Une sanction avait malheureusement éliminé des débats Me Isorni, pour son audace courageuse.

4 mars 1963
Verdict de la Cour militaire: Trois condamnations à mort: Bastien-Thiry, la Tocnaye et Prévost.

8 mars
Les avocats des condamnés sont reçus à l'Elysée. (Alain de la Tocnaye et Jacques Prévost seront graciés.)
"Devant l'Histoire, devant nos concitoyens et devant nos enfants, nous proclamons notre innocence, car nous n'avons fait que mettre en pratique la grande et éternelle loi de solidarité entre les hommes."

Par cette phrase, le Colonel Jean Bastien-Thiry achève la déclaration qu'il a voulu prononcer devant ses juges le 2 février 1963, cinq jours après l'ouverture du procès du Petit-Clamart. Dans cette longue allocution, il ne cherche pas à se soustraire à la peine qu'il encourt. Son seul but est de faire comprendre à ses concitoyens les motifs de son action. Sans aucune complaisance, et avec une clairvoyance prophétique. il expose les raisons pour lesquelles il juge qu'"il n'est pas bon, il n'est pas moral, il n'est pas légal", que le personnage auquel il s'est attaqué "reste longtemps à la tête de la France". Dès lors, l'accusé n'est plus Bastien-Thiry mais De Gaulle.
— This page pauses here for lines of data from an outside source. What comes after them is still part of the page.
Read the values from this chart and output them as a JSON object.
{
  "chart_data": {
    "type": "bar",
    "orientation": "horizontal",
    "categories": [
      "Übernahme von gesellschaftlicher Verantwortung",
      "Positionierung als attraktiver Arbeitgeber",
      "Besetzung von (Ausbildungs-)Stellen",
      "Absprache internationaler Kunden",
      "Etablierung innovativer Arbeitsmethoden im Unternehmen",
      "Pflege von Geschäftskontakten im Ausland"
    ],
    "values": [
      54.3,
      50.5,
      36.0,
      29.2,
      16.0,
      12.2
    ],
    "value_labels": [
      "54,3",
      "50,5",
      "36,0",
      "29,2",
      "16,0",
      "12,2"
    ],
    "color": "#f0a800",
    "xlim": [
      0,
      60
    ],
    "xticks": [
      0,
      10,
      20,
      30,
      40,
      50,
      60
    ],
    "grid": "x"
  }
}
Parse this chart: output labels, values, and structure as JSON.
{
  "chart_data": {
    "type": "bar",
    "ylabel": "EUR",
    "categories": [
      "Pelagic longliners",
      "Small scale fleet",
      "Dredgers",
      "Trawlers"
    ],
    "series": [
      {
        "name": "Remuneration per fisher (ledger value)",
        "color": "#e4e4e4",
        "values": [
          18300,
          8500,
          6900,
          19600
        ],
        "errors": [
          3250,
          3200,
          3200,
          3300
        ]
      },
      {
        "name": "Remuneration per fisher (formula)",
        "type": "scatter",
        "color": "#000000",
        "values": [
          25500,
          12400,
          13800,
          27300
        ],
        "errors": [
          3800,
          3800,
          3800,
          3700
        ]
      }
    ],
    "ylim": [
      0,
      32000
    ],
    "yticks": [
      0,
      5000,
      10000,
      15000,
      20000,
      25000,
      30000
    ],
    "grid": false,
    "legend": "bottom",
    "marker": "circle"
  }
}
Cela ne lui sera pas pardonné: la Cour militaire de Justice le condamnera à mort et la grâce présidentielle lui sera refusée.

Jean Bastien-Thiry est allé librement jusqu'au bout de ce que sa conscience lui dictait. Il est parti en paix: comme en témoigne Maître Le Corroller, présent à son exécution: "Lorsqu'il fut mort, après que la salve eut déchiré l'aube naissante. son visage était celui d'un enfant, doux et généreux".

Hélène Bastien-Thiry

11 mars
Jean Bastien-Thiry est exécuté au Fort d'Ivry.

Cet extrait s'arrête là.